Stewart précise que courir dans plusieurs catégories remplissait son emploi du temps. “Je devais beaucoup voyager. En 1971, je courais à la fois en F1 et en Can-Am en Amérique. J’ai remporté le Championnat du monde cette année-là, mais j’ai terminé la saison complètement épuisé à cause des voyages, ce qui m'a amené à souffrir d’une mononucléose”, raconte Stewart à Motorsport.com.

Je brûlais la chandelle par les deux bouts. J’ai traversé l’Atlantique 86 fois en avion cette année-là, donc 43 allers-retours. J’étais si épuisé en fin de saison que c’est mon épouse, Helen, qui est allée chercher le trophée de Champion à la FIA. La saison suivante, ce fut encore pire.
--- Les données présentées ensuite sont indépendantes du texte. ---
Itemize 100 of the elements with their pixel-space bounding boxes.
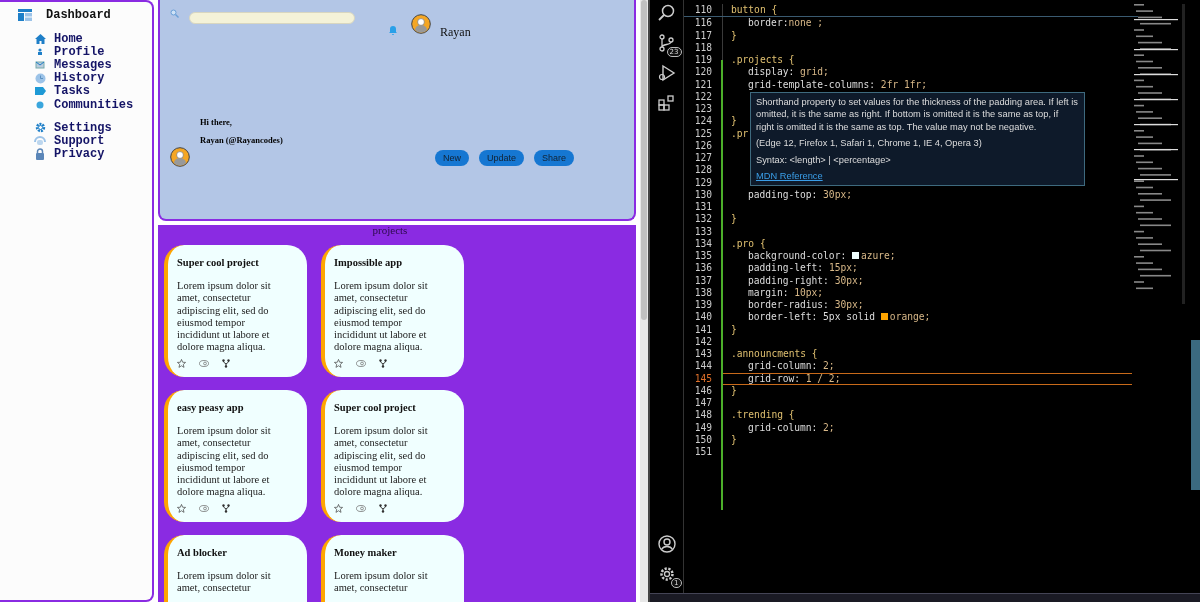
code-line: } [730,29,737,42]
avatar-icon [411,14,431,34]
card-title: Ad blocker [177,547,228,559]
code-line: grid-template-columns: 2fr 1fr; [747,78,928,91]
eye-icon[interactable] [356,505,366,512]
line-number: 135 [693,250,712,263]
account-icon[interactable] [657,535,676,553]
line-number: 137 [693,274,712,287]
scrollbar[interactable] [1191,340,1200,490]
star-icon[interactable] [177,504,186,513]
action-button[interactable]: Update [479,150,525,166]
card-title: Super cool project [177,257,260,269]
color-swatch[interactable] [880,313,888,321]
code-line: padding-left: 15px; [747,262,858,275]
star-icon[interactable] [334,359,343,368]
line-number: 141 [693,323,712,336]
code-text: azure; [860,250,896,261]
card-text: Lorem ipsum dolor sit amet, consectetur [334,570,429,595]
star-icon[interactable] [334,504,343,513]
nav-link[interactable]: Profile [54,44,105,59]
fork-icon[interactable] [222,504,230,513]
code-line: } [730,115,737,128]
envelope-icon [35,60,45,69]
card-text: Lorem ipsum dolor sit amet, consectetur adipiscing elit, sed do eiusmod tempor incididunt ut labore et dolore magna aliqua. [177,425,272,499]
star-icon[interactable] [177,359,186,368]
branch-icon[interactable] [657,34,676,52]
nav-link[interactable]: Privacy [54,147,105,162]
nav-link[interactable]: Tasks [54,84,90,99]
nav-link[interactable]: Support [54,133,105,148]
line-number: 136 [693,262,712,275]
line-number: 146 [693,384,712,397]
line-number: 132 [693,213,712,226]
action-button[interactable]: New [435,150,469,166]
code-line: .announcments { [730,348,818,361]
line-number: 133 [693,225,712,238]
layout-icon [18,9,32,21]
nav-link[interactable]: Home [54,31,83,46]
card-title: Money maker [334,547,398,559]
person-icon [36,47,44,57]
line-number: 119 [693,54,712,67]
line-number: 144 [693,360,712,373]
line-number: 148 [693,409,712,422]
play-icon[interactable] [657,64,676,82]
fork-icon[interactable] [379,504,387,513]
minimap-drawing[interactable] [1134,4,1186,304]
line-number: 124 [693,115,712,128]
search-field[interactable] [189,12,355,24]
code-line: padding-right: 30px; [747,274,864,287]
app-title: Dashboard [46,8,111,22]
fork-icon[interactable] [222,359,230,368]
eye-icon[interactable] [199,360,209,367]
code-line: } [730,323,737,336]
nav-link[interactable]: History [54,71,105,86]
code-line: padding-top: 30px; [747,188,852,201]
scrollbar[interactable] [640,0,648,602]
line-number: 128 [693,164,712,177]
line-number: 118 [693,41,712,54]
code-line: display: grid; [747,66,829,79]
code-line: grid-column: 2; [747,360,835,373]
card-text: Lorem ipsum dolor sit amet, consectetur adipiscing elit, sed do eiusmod tempor incididunt ut labore et dolore magna aliqua. [334,280,429,354]
line-number: 116 [693,17,712,30]
color-swatch[interactable] [851,252,859,259]
settings-icon[interactable] [657,565,676,583]
code-text: background-color: [748,250,848,261]
eye-icon[interactable] [356,360,366,367]
browser-support-text: (Edge 12, Firefox 1, Safari 1, Chrome 1, IE 4, Opera 3) [756,138,982,149]
line-number: 139 [693,299,712,312]
code-line: grid-row: 1 / 2; [747,372,841,385]
reference-link[interactable]: MDN Reference [756,171,823,182]
dot-icon [36,100,44,109]
section-title: projects [371,225,409,236]
bell-icon [389,26,397,35]
line-number: 140 [693,311,712,324]
nav-link[interactable]: Messages [54,57,112,72]
line-number: 149 [693,421,712,434]
card-title: Super cool project [334,402,417,414]
line-number: 120 [693,66,712,79]
tooltip-description: Shorthand property to set values for the thickness of the padding area. If left is omitted, it is the same as right. If bottom is omitted it is the same as top, if right is omitted it is the same as top. The value may not be negative. [756,97,1078,132]
nav-link[interactable]: Settings [54,120,112,135]
code-line: } [730,384,737,397]
clock-icon [34,72,46,84]
line-number: 145 [693,372,712,385]
eye-icon[interactable] [199,505,209,512]
fork-icon[interactable] [379,359,387,368]
line-number: 131 [693,201,712,214]
code-line: .projects { [730,54,795,67]
action-button[interactable]: Share [534,150,575,166]
blocks-icon[interactable] [657,94,676,112]
code-line: } [730,213,737,226]
code-line: } [730,433,737,446]
line-number: 121 [693,78,712,91]
code-text: border-left: 5px solid [748,311,877,323]
nav-link[interactable]: Communities [54,97,134,112]
search-icon[interactable] [657,4,676,22]
code-line: .trending { [730,409,795,422]
line-number: 126 [693,139,712,152]
headset-icon [34,135,46,147]
line-number: 142 [693,335,712,348]
card-text: Lorem ipsum dolor sit amet, consectetur [177,570,272,595]
code-line: border-radius: 30px; [747,299,864,312]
En plus de piloter, je travaillais aussi à la télévision américaine pour ABC, pour Goodyear ainsi que pour Ford. Conséquence de la mononucléose, j’ai souffert d’une gastrite. Financièrement, la saison 1972 fut excellente. Mais pour ma santé, pas du tout…

Depuis peu, Sir Jackie Stewart dispute la course la plus importante de sa vie. Son épouse, Lady Helen, âgée de 76 ans, souffre de démence. Elle ne reconnaît presque plus personne, peut à peine bouger et doit être aidée et assistée 24 heures par jour. Sir Jackie, terriblement attristé par cette épreuve pénible, a mis sur pied une fondation, ‘Race Against Dementia’, afin d’aider les scientifiques à trouver un remède à cette redoutable maladie dégénérative. Bravo et bon courage, Sir Jackie Stewart.